Hebei Messi Biology Co., Ltd. stated that silicon steel magnesium oxide is used as a high-temperature annealing isolating agent in the production of oriented silicon steel sheets. When acting on the surface of the silicon steel sheets, a good glass film, that is, an insulating coating, is formed on the surface, which enhances the insulation of the silicon steel sheets. performance, while also reducing the core loss of the silicon steel sheet. However, at present, most silicon steel grade magnesium oxide in my country adopts the dolomite carbonization process technology route. The products contain many impurities and cannot fully meet the requirements for silicon steel sheet production.
This paper uses salt lake chlorite as raw material, uses ammonia precipitation method to prepare the precursor high-purity magnesium hydroxide, and then calcines it at high temperature to prepare silicon steel grade magnesium oxide. The related process and preparation reaction conditions are studied. Through research on the preparation of high-purity magnesium hydroxide as the precursor, it was determined that the Mg2+ concentration of the brine was 4.3mol/L, the ammonia concentration was 28%, the reaction temperature was 90°C, the brine addition rate was 3.3mL/min, and the optimal reaction pH value was 9.0 Test conditions.
The precursor magnesium hydroxide prepared under these conditions has good sedimentation performance, the magnesium conversion rate reaches 95%, the crystal form of the sample is a hexagonal crystal structure, its purity reaches 99.6%, and the median particle size D50 of magnesium hydroxide is 22.643 μm. After the precursor magnesium hydroxide was ultrafinely pulverized, it was calcined in a high-temperature furnace to produce magnesium oxide. The influence of factors such as calcination temperature and calcination time on the hydration rate of magnesium oxide was focused on. The test results showed that with the calcination temperature, With the increase of calcination time and the extension of calcination time, the hydration rate of magnesium oxide shows a downward trend, and the effect is better when cooled in a vacuum state.

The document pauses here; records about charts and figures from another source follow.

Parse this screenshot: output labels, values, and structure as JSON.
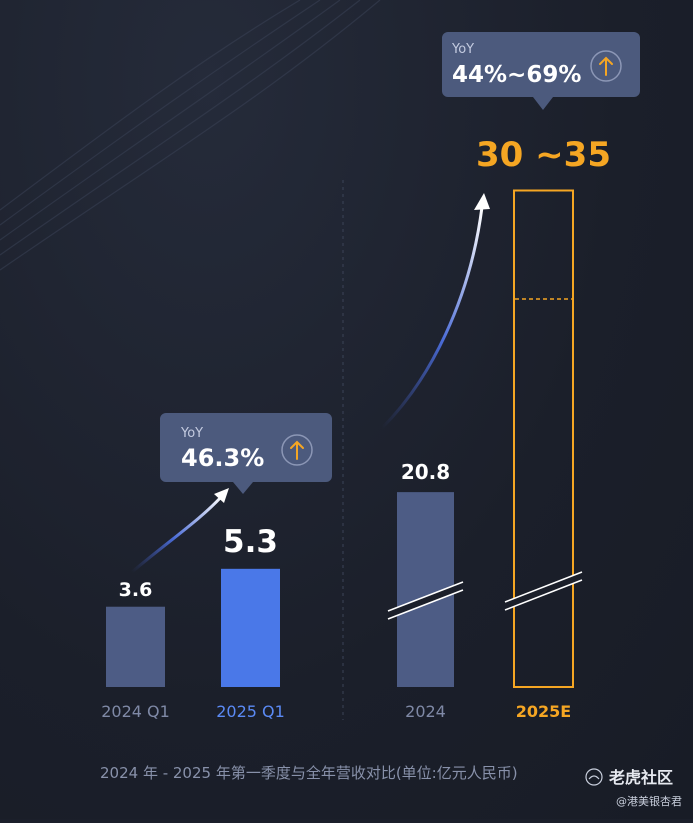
{
  "chart_data": [
    {
      "type": "bar",
      "categories": [
        "2024 Q1",
        "2025 Q1"
      ],
      "values": [
        3.6,
        5.3
      ],
      "value_labels": [
        "3.6",
        "5.3"
      ],
      "yoy": {
        "label": "YoY",
        "value": "46.3%"
      }
    },
    {
      "type": "bar",
      "categories": [
        "2024",
        "2025E"
      ],
      "values": [
        20.8,
        [
          30,
          35
        ]
      ],
      "value_labels": [
        "20.8",
        "30 ~35"
      ],
      "yoy": {
        "label": "YoY",
        "value": "44%~69%"
      }
    }
  ],
  "caption": "2024 年 - 2025 年第一季度与全年营收对比(单位:亿元人民币)",
  "watermark": {
    "brand": "老虎社区",
    "author": "@港美银杏君"
  },
  "colors": {
    "bar_2024": "#4d5c85",
    "bar_2025q1": "#4a78e8",
    "accent_orange": "#f5a623",
    "label_muted": "#7f89a6",
    "label_blue": "#5b8af5",
    "tooltip_bg": "#4c5a7d"
  },
  "icons": {
    "up_arrow": "up-arrow-circle-icon"
  }
}
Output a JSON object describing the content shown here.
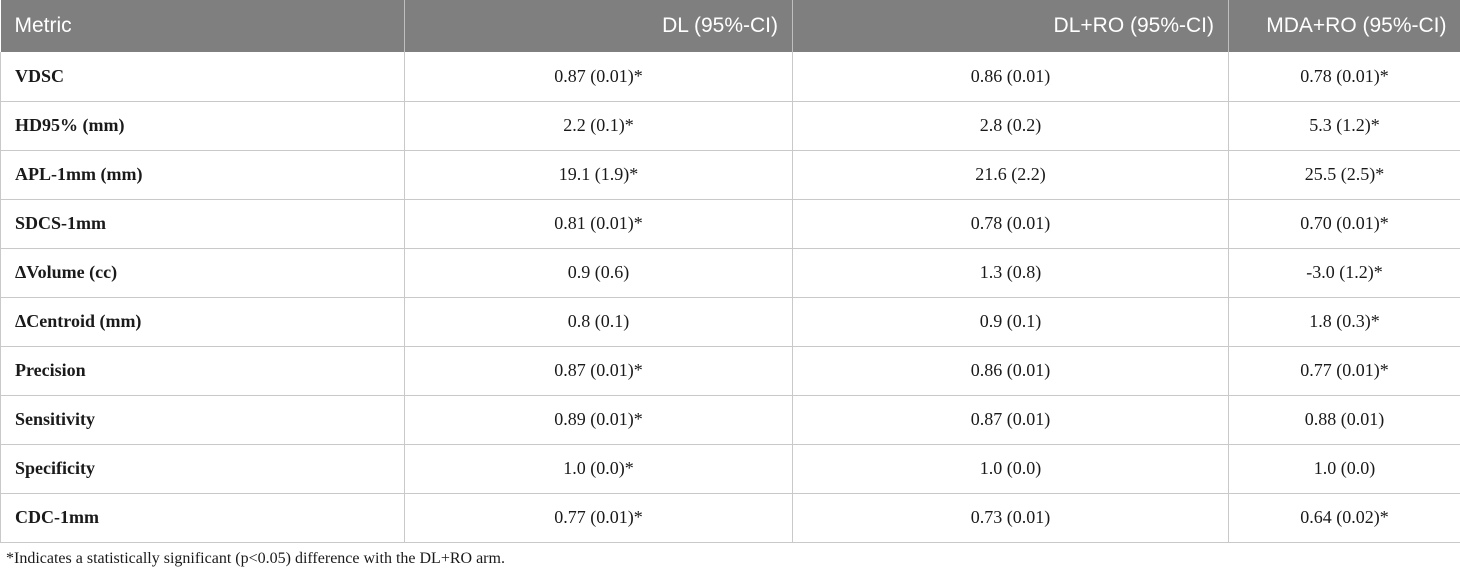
{
  "table": {
    "headers": [
      "Metric",
      "DL (95%-CI)",
      "DL+RO (95%-CI)",
      "MDA+RO (95%-CI)"
    ],
    "rows": [
      [
        "VDSC",
        "0.87 (0.01)*",
        "0.86 (0.01)",
        "0.78 (0.01)*"
      ],
      [
        "HD95% (mm)",
        "2.2 (0.1)*",
        "2.8 (0.2)",
        "5.3 (1.2)*"
      ],
      [
        "APL-1mm (mm)",
        "19.1 (1.9)*",
        "21.6 (2.2)",
        "25.5 (2.5)*"
      ],
      [
        "SDCS-1mm",
        "0.81 (0.01)*",
        "0.78 (0.01)",
        "0.70 (0.01)*"
      ],
      [
        "ΔVolume (cc)",
        "0.9 (0.6)",
        "1.3 (0.8)",
        "-3.0 (1.2)*"
      ],
      [
        "ΔCentroid (mm)",
        "0.8 (0.1)",
        "0.9 (0.1)",
        "1.8 (0.3)*"
      ],
      [
        "Precision",
        "0.87 (0.01)*",
        "0.86 (0.01)",
        "0.77 (0.01)*"
      ],
      [
        "Sensitivity",
        "0.89 (0.01)*",
        "0.87 (0.01)",
        "0.88 (0.01)"
      ],
      [
        "Specificity",
        "1.0 (0.0)*",
        "1.0 (0.0)",
        "1.0 (0.0)"
      ],
      [
        "CDC-1mm",
        "0.77 (0.01)*",
        "0.73 (0.01)",
        "0.64 (0.02)*"
      ]
    ]
  },
  "footnote": "*Indicates a statistically significant (p<0.05) difference with the DL+RO arm.",
  "colors": {
    "header_bg": "#7f7f7f",
    "header_text": "#ffffff",
    "grid": "#c9c9c9"
  }
}
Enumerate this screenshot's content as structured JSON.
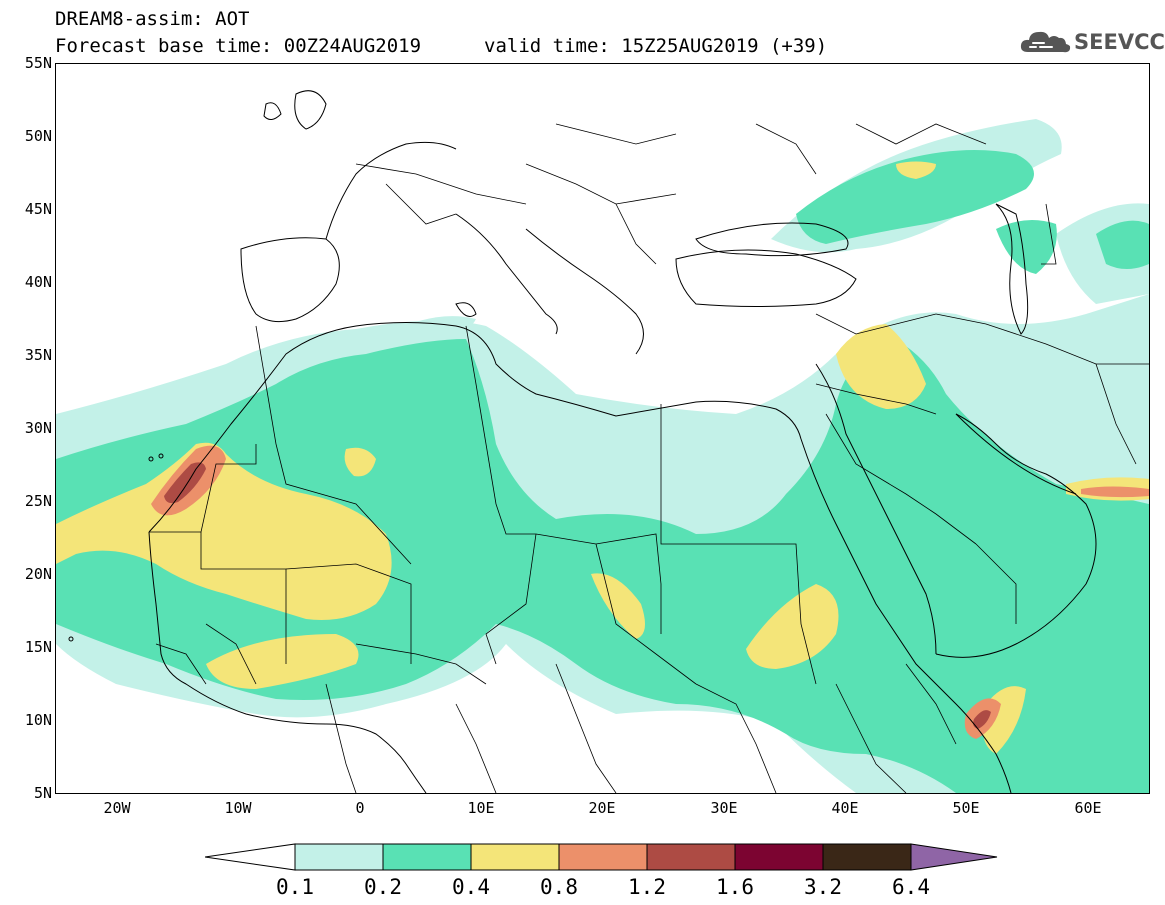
{
  "header": {
    "line1": "DREAM8-assim: AOT",
    "line2": "Forecast base time: 00Z24AUG2019",
    "valid": "valid time: 15Z25AUG2019 (+39)",
    "logo_text": "SEEVCCC"
  },
  "map": {
    "lat_labels": [
      "55N",
      "50N",
      "45N",
      "40N",
      "35N",
      "30N",
      "25N",
      "20N",
      "15N",
      "10N",
      "5N"
    ],
    "lon_labels": [
      "20W",
      "10W",
      "0",
      "10E",
      "20E",
      "30E",
      "40E",
      "50E",
      "60E"
    ],
    "extent": {
      "lon_min": -25,
      "lon_max": 65,
      "lat_min": 5,
      "lat_max": 55
    },
    "land_color": "#ffffff",
    "border_color": "#000000"
  },
  "colorbar": {
    "labels": [
      "0.1",
      "0.2",
      "0.4",
      "0.8",
      "1.2",
      "1.6",
      "3.2",
      "6.4"
    ],
    "colors": [
      "#c3f1e8",
      "#59e1b4",
      "#f4e579",
      "#ec906a",
      "#ad4b44",
      "#7c0431",
      "#3a2717",
      "#8f65a6"
    ]
  }
}
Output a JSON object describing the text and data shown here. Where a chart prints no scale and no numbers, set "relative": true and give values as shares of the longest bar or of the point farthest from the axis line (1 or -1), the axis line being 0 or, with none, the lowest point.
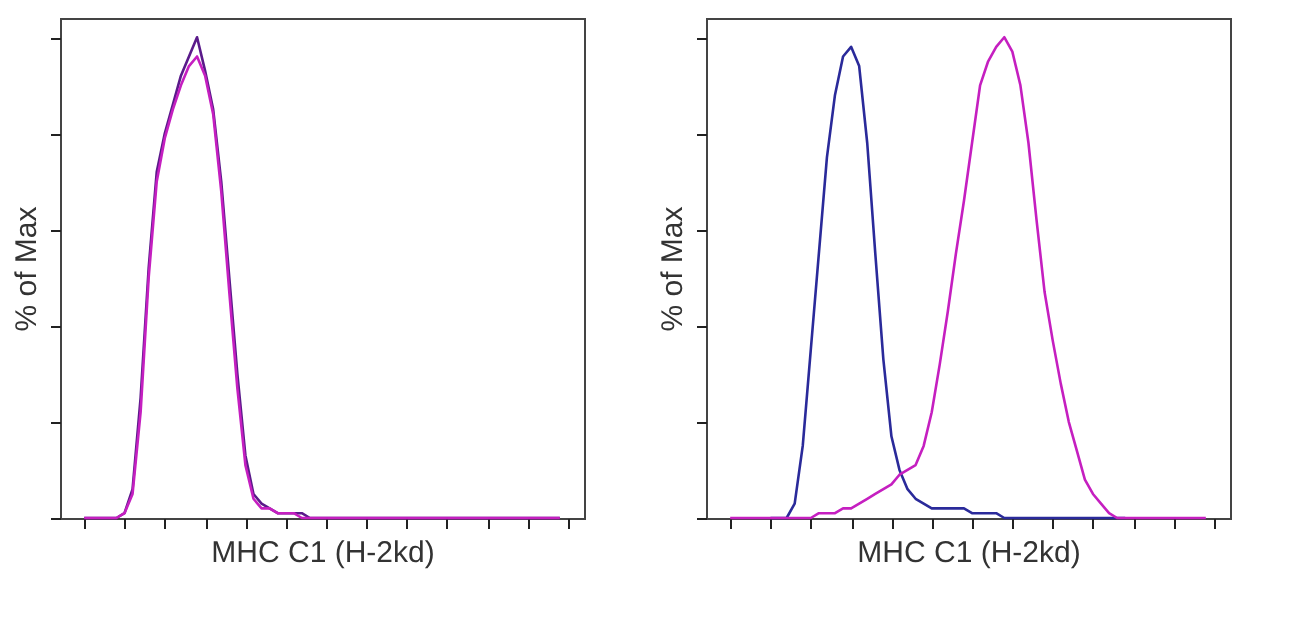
{
  "chart_data": [
    {
      "type": "line",
      "relative": true,
      "xlabel": "MHC C1 (H-2kd)",
      "ylabel": "% of Max",
      "tick_labels": false,
      "legend": false,
      "grid": false,
      "categories": [
        null,
        null,
        null,
        null,
        null,
        null,
        null,
        null,
        null,
        null,
        null,
        null,
        null,
        null,
        null,
        null,
        null,
        null,
        null,
        null,
        null,
        null,
        null,
        null,
        null,
        null,
        null,
        null,
        null,
        null,
        null,
        null,
        null,
        null,
        null,
        null,
        null,
        null,
        null,
        null,
        null,
        null,
        null,
        null,
        null,
        null,
        null,
        null,
        null,
        null,
        null,
        null,
        null,
        null,
        null,
        null,
        null,
        null,
        null,
        null
      ],
      "series": [
        {
          "color": "#5a1a8a",
          "values": [
            0,
            0,
            0,
            0,
            0,
            0.01,
            0.06,
            0.25,
            0.52,
            0.72,
            0.8,
            0.86,
            0.92,
            0.96,
            1.0,
            0.93,
            0.85,
            0.7,
            0.5,
            0.3,
            0.13,
            0.05,
            0.03,
            0.02,
            0.01,
            0.01,
            0.01,
            0.01,
            0,
            0,
            0,
            0,
            0,
            0,
            0,
            0,
            0,
            0,
            0,
            0,
            0,
            0,
            0,
            0,
            0,
            0,
            0,
            0,
            0,
            0,
            0,
            0,
            0,
            0,
            0,
            0,
            0,
            0,
            0,
            0
          ]
        },
        {
          "color": "#c51fc0",
          "values": [
            0,
            0,
            0,
            0,
            0,
            0.01,
            0.05,
            0.22,
            0.5,
            0.7,
            0.79,
            0.85,
            0.9,
            0.94,
            0.96,
            0.92,
            0.84,
            0.68,
            0.47,
            0.27,
            0.11,
            0.04,
            0.02,
            0.02,
            0.01,
            0.01,
            0.01,
            0,
            0,
            0,
            0,
            0,
            0,
            0,
            0,
            0,
            0,
            0,
            0,
            0,
            0,
            0,
            0,
            0,
            0,
            0,
            0,
            0,
            0,
            0,
            0,
            0,
            0,
            0,
            0,
            0,
            0,
            0,
            0,
            0
          ]
        }
      ]
    },
    {
      "type": "line",
      "relative": true,
      "xlabel": "MHC C1 (H-2kd)",
      "ylabel": "% of Max",
      "tick_labels": false,
      "legend": false,
      "grid": false,
      "categories": [
        null,
        null,
        null,
        null,
        null,
        null,
        null,
        null,
        null,
        null,
        null,
        null,
        null,
        null,
        null,
        null,
        null,
        null,
        null,
        null,
        null,
        null,
        null,
        null,
        null,
        null,
        null,
        null,
        null,
        null,
        null,
        null,
        null,
        null,
        null,
        null,
        null,
        null,
        null,
        null,
        null,
        null,
        null,
        null,
        null,
        null,
        null,
        null,
        null,
        null,
        null,
        null,
        null,
        null,
        null,
        null,
        null,
        null,
        null,
        null
      ],
      "series": [
        {
          "color": "#2a2a9a",
          "values": [
            null,
            null,
            null,
            null,
            null,
            0,
            0,
            0,
            0.03,
            0.15,
            0.35,
            0.55,
            0.75,
            0.88,
            0.96,
            0.98,
            0.94,
            0.78,
            0.55,
            0.33,
            0.17,
            0.1,
            0.06,
            0.04,
            0.03,
            0.02,
            0.02,
            0.02,
            0.02,
            0.02,
            0.01,
            0.01,
            0.01,
            0.01,
            0,
            0,
            0,
            0,
            0,
            0,
            0,
            0,
            0,
            0,
            0,
            0,
            0,
            0,
            0,
            0,
            null,
            null,
            null,
            null,
            null,
            null,
            null,
            null,
            null,
            null
          ]
        },
        {
          "color": "#c51fc0",
          "values": [
            0,
            0,
            0,
            0,
            0,
            0,
            0,
            0,
            0,
            0,
            0,
            0.01,
            0.01,
            0.01,
            0.02,
            0.02,
            0.03,
            0.04,
            0.05,
            0.06,
            0.07,
            0.09,
            0.1,
            0.11,
            0.15,
            0.22,
            0.32,
            0.43,
            0.55,
            0.66,
            0.78,
            0.9,
            0.95,
            0.98,
            1.0,
            0.97,
            0.9,
            0.78,
            0.62,
            0.47,
            0.37,
            0.28,
            0.2,
            0.14,
            0.08,
            0.05,
            0.03,
            0.01,
            0,
            0,
            0,
            0,
            0,
            0,
            0,
            0,
            0,
            0,
            0,
            0
          ]
        }
      ]
    }
  ]
}
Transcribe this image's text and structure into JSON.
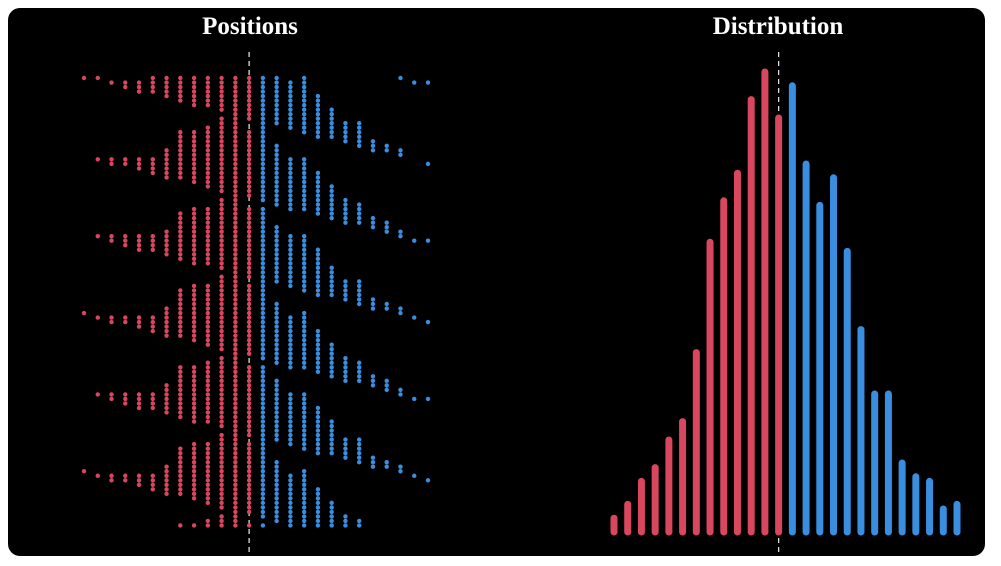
{
  "chart_data": {
    "type": "walk",
    "titles": [
      "Positions",
      "Distribution"
    ],
    "positions": [
      -12,
      -11,
      -10,
      -9,
      -8,
      -7,
      -6,
      -5,
      -4,
      -3,
      -2,
      -1,
      0,
      1,
      2,
      3,
      4,
      5,
      6,
      7,
      8,
      9,
      10,
      11,
      12,
      13
    ],
    "counts": [
      3,
      6,
      11,
      14,
      20,
      24,
      39,
      63,
      72,
      78,
      94,
      100,
      90,
      97,
      80,
      71,
      77,
      61,
      44,
      30,
      30,
      15,
      12,
      11,
      5,
      6
    ],
    "xlim": [
      -12,
      13
    ],
    "ylim": [
      0,
      100
    ],
    "colors": {
      "negative": "#d9475f",
      "positive": "#3a8ee0"
    }
  }
}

Through the calcination experiment, the optimal calcination experimental conditions determined are: calcination temperature 1200°C, calcination time 3 hours, the hydration rate of the produced magnesium oxide is 3.47%, which meets the requirements of silicon steel grade magnesium oxide. The cooling effect is better under vacuum conditions, which can reduce the hydration rate to 3.20%. XRD analysis results show that there is no impurity phase in magnesium oxide. After chemical analysis, the purity of magnesium oxide reached 99.85%. ICP-AES was used to detect the impurity content in magnesium oxide. The main impurities, such as calcium, iron, and silicon, were found to be very small. Laser particle size analysis results show that the median particle size D50 of magnesium oxide is 2.635 μm, and particles smaller than 5 μm account for 82.8%. All indicators are better than the standard of silicon steel grade magnesium oxide. This method has the characteristics of high product purity, low impurity content, simple process flow, and low production cost. It provides a reliable and effective way for the development and production of high-quality silicon steel grade magnesium oxide from Salt Lake magnesium resources.